【フランクフルト=深尾幸生、北京=多部田俊輔】ロイター通信は27日、独フォルクスワーゲン(VW)が中国自動車大手の親会社に50%出資する方向で最終調整していると報じた。VWが合弁を組む安徽江淮汽車集団(JAC)を傘下に持つ政府系企業に35億元(約520億円)を投じるという。電気自動車(EV)などの生産基盤を強化し、中国でのシェア首位を守る狙いとみられる。
ロイターによるとVWが出資する方向で検討に入ったのは安徽省政府が全額出資する安徽省江淮汽車集団控股。JACは上海証券取引所に上場している。
JACは日本経済新聞の取材に対し「親会社は戦略的投資家を迎えることを計画している」と答えた。具体的な企業名は明かさず「親会社の経営権に変更はない」ともしている。
VWの広報担当者は臆測にはコメントしないとしながら「VWは現地のパートナーとの関係強化を常に検討しており、中国での長期にわたる成功を確保するために全ての関係者とあらゆる選択肢を探る」と述べた。
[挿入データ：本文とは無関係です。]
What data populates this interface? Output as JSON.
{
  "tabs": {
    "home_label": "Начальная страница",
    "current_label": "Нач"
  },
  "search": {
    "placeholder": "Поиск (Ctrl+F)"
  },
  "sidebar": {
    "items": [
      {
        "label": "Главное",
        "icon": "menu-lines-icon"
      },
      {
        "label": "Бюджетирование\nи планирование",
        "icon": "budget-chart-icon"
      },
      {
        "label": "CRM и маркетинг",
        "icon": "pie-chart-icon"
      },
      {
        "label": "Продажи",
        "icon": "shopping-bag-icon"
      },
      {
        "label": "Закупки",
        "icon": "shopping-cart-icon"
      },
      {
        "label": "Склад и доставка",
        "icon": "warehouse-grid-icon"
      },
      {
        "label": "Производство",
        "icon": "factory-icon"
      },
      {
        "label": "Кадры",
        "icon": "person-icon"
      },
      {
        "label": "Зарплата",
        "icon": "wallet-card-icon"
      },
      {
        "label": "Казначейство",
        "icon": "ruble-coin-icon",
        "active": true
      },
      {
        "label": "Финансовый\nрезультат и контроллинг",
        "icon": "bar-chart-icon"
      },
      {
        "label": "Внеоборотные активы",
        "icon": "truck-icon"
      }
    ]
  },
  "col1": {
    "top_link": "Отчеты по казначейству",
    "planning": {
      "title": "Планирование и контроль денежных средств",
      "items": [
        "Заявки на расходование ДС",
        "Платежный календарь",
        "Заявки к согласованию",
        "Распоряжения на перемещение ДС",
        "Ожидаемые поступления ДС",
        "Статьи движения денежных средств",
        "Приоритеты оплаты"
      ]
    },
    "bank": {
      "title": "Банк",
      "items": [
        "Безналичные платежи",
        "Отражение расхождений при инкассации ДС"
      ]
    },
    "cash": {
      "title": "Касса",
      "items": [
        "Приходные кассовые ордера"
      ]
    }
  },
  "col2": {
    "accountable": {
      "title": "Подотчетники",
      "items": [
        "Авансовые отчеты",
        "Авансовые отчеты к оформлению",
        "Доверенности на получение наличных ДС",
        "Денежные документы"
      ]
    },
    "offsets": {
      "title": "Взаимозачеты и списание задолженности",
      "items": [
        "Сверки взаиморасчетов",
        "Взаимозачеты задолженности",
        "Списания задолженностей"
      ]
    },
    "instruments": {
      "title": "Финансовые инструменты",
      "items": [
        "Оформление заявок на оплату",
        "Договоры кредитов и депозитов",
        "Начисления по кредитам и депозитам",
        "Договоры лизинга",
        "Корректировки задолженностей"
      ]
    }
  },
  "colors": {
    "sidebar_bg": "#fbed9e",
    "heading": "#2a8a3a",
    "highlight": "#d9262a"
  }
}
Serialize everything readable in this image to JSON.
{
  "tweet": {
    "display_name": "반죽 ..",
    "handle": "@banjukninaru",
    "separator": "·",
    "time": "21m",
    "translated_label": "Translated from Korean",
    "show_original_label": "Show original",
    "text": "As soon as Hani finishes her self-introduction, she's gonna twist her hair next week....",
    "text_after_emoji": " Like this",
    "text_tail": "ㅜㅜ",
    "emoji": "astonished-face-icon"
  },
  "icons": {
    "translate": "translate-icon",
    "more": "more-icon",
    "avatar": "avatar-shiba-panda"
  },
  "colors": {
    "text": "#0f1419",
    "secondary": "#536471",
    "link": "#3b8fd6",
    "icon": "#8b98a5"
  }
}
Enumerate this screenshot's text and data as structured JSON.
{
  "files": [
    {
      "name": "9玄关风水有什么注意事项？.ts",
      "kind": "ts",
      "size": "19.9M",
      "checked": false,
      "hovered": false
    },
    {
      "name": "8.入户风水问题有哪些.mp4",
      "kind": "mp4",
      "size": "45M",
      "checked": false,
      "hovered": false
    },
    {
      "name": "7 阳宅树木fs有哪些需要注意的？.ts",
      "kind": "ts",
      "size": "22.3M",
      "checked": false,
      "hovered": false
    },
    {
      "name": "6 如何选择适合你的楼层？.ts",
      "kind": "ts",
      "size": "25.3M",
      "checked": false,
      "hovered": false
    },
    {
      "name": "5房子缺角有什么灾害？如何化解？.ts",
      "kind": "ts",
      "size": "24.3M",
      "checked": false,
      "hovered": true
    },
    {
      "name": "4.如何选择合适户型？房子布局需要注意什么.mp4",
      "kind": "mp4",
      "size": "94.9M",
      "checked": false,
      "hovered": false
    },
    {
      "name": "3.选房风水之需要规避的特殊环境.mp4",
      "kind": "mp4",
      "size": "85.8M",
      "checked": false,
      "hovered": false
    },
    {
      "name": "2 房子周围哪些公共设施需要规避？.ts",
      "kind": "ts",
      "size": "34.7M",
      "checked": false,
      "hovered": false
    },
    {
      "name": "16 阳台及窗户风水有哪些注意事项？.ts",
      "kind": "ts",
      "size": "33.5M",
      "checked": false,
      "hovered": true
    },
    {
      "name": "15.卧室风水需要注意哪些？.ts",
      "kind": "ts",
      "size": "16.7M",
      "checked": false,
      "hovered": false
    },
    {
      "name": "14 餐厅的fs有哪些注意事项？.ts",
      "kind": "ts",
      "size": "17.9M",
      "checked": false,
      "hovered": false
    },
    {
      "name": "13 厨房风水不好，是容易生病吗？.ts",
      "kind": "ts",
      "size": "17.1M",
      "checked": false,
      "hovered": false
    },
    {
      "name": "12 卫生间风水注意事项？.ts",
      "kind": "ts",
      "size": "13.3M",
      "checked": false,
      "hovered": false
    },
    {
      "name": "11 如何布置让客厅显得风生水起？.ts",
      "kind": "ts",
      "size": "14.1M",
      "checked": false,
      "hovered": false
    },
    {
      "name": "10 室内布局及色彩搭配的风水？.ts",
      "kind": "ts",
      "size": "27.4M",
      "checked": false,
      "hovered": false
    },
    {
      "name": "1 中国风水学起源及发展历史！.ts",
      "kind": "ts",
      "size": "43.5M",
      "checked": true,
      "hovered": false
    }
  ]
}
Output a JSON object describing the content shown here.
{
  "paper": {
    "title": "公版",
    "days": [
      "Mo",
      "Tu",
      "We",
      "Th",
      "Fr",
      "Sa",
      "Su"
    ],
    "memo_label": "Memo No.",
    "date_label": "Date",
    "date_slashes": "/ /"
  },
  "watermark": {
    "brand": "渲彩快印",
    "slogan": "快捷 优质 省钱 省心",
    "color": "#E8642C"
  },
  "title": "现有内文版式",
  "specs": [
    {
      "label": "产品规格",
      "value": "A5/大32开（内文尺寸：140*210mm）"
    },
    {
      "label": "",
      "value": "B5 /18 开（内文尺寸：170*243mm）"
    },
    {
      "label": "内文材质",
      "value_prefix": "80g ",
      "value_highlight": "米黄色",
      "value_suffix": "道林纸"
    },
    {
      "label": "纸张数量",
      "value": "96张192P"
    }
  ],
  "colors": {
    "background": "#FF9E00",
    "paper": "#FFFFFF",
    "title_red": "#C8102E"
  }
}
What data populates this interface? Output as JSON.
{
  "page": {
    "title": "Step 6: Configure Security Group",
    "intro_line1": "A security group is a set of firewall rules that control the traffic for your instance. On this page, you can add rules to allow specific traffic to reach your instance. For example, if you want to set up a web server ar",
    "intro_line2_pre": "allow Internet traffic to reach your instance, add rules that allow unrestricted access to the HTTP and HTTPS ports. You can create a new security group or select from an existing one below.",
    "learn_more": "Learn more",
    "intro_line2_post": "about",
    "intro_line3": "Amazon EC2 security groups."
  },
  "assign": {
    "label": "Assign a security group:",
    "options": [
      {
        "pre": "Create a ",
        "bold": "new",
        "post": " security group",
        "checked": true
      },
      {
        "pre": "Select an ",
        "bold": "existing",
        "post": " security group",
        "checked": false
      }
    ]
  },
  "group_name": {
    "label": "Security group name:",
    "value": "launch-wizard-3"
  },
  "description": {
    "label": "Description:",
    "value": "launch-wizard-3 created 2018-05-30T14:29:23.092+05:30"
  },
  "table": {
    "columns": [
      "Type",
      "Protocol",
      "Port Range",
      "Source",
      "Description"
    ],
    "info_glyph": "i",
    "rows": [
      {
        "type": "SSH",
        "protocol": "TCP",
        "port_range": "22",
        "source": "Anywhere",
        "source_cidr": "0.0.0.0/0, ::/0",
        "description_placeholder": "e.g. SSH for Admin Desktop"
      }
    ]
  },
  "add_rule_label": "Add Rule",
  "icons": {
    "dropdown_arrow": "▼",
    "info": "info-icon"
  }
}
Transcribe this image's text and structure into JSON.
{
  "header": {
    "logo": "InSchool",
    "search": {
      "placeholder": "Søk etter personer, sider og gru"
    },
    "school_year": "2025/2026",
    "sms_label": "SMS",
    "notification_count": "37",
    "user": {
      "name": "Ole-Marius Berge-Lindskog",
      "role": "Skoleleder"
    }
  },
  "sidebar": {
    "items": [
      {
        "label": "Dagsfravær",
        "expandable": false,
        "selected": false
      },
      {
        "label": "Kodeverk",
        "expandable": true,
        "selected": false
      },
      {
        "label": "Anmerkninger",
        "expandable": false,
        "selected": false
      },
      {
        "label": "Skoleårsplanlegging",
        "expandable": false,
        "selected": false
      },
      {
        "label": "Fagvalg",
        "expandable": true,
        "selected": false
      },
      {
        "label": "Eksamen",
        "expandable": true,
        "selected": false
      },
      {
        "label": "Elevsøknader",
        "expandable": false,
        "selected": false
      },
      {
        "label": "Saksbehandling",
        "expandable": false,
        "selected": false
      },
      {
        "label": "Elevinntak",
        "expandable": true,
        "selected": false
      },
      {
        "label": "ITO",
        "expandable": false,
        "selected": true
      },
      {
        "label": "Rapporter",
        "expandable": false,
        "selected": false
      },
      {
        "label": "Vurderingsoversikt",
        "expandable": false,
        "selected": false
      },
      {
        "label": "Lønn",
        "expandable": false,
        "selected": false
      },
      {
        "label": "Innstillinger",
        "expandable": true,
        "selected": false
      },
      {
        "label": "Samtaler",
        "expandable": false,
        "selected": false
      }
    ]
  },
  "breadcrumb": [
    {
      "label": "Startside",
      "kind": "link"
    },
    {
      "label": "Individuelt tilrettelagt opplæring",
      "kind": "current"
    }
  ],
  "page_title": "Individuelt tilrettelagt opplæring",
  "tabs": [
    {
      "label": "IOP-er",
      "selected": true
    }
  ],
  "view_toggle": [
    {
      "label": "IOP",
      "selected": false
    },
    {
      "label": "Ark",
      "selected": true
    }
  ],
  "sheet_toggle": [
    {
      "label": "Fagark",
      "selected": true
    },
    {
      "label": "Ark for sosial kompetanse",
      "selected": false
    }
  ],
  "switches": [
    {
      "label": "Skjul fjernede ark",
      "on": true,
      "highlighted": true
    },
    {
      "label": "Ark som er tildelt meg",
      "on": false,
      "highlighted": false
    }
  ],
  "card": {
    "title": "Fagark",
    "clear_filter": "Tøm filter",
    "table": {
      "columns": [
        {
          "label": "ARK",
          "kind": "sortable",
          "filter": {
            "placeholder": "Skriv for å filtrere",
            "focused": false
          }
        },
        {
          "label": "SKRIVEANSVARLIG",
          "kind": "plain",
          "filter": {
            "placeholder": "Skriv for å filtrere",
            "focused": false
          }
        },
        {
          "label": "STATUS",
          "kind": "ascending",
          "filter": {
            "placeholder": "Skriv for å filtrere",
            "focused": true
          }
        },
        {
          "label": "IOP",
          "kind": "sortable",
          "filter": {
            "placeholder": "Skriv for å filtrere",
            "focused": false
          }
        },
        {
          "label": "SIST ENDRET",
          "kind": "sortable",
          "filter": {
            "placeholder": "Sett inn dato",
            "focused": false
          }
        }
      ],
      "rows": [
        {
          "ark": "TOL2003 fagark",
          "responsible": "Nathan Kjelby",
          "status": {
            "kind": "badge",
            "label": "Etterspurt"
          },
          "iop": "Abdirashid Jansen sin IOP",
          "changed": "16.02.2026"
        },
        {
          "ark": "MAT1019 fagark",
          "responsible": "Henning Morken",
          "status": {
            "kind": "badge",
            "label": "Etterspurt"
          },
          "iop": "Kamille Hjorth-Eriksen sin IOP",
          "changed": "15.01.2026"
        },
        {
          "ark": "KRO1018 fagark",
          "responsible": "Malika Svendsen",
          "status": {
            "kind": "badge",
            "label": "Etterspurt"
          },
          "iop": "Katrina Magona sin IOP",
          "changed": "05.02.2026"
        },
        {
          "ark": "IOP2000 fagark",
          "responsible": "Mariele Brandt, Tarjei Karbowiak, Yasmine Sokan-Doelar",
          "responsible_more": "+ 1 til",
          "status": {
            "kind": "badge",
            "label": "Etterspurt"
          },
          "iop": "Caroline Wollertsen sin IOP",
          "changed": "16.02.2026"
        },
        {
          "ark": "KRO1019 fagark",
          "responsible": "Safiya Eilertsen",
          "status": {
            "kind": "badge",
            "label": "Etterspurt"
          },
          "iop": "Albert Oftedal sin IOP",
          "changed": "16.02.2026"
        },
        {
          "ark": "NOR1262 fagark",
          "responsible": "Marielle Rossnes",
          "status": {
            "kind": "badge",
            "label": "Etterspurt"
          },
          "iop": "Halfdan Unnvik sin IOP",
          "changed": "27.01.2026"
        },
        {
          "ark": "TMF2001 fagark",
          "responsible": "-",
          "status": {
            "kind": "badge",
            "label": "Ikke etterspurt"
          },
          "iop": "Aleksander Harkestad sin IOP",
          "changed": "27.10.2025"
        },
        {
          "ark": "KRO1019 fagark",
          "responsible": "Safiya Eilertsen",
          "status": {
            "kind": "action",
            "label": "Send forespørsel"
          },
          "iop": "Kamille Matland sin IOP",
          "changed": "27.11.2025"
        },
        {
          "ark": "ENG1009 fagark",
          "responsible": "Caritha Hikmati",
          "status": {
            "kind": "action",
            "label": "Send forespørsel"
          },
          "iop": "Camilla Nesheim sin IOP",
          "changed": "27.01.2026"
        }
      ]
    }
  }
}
JACは1964年設立の国営自動車工場が母体で、2019年の新車販売台数は前年比9%減の42万台だった。約4割を乗用車が占め、残りが商用車。中国メディアによると19年の販売台数は10位だった。
VWとは17年にEVなど新エネルギー車の合弁会社を設立し、19年9月から販売を始めた。VWにとって中国第一汽車集団、上海汽車集団に次ぐ3つ目の中国自動車合弁だ。
ロイターによると、VWは自動車向け電池大手の国軒高科に3割近く出資することも検討しているという。
VWは中国で28年までに1160万台のEVを生産することを計画している。足元で中国の新エネ車市場は停滞しているが、VWは将来性は大きいとみている。米テスラが単独工場を稼働させるなど競争が激しくなるなかで、経営への関与を強めることで将来への足場を固める。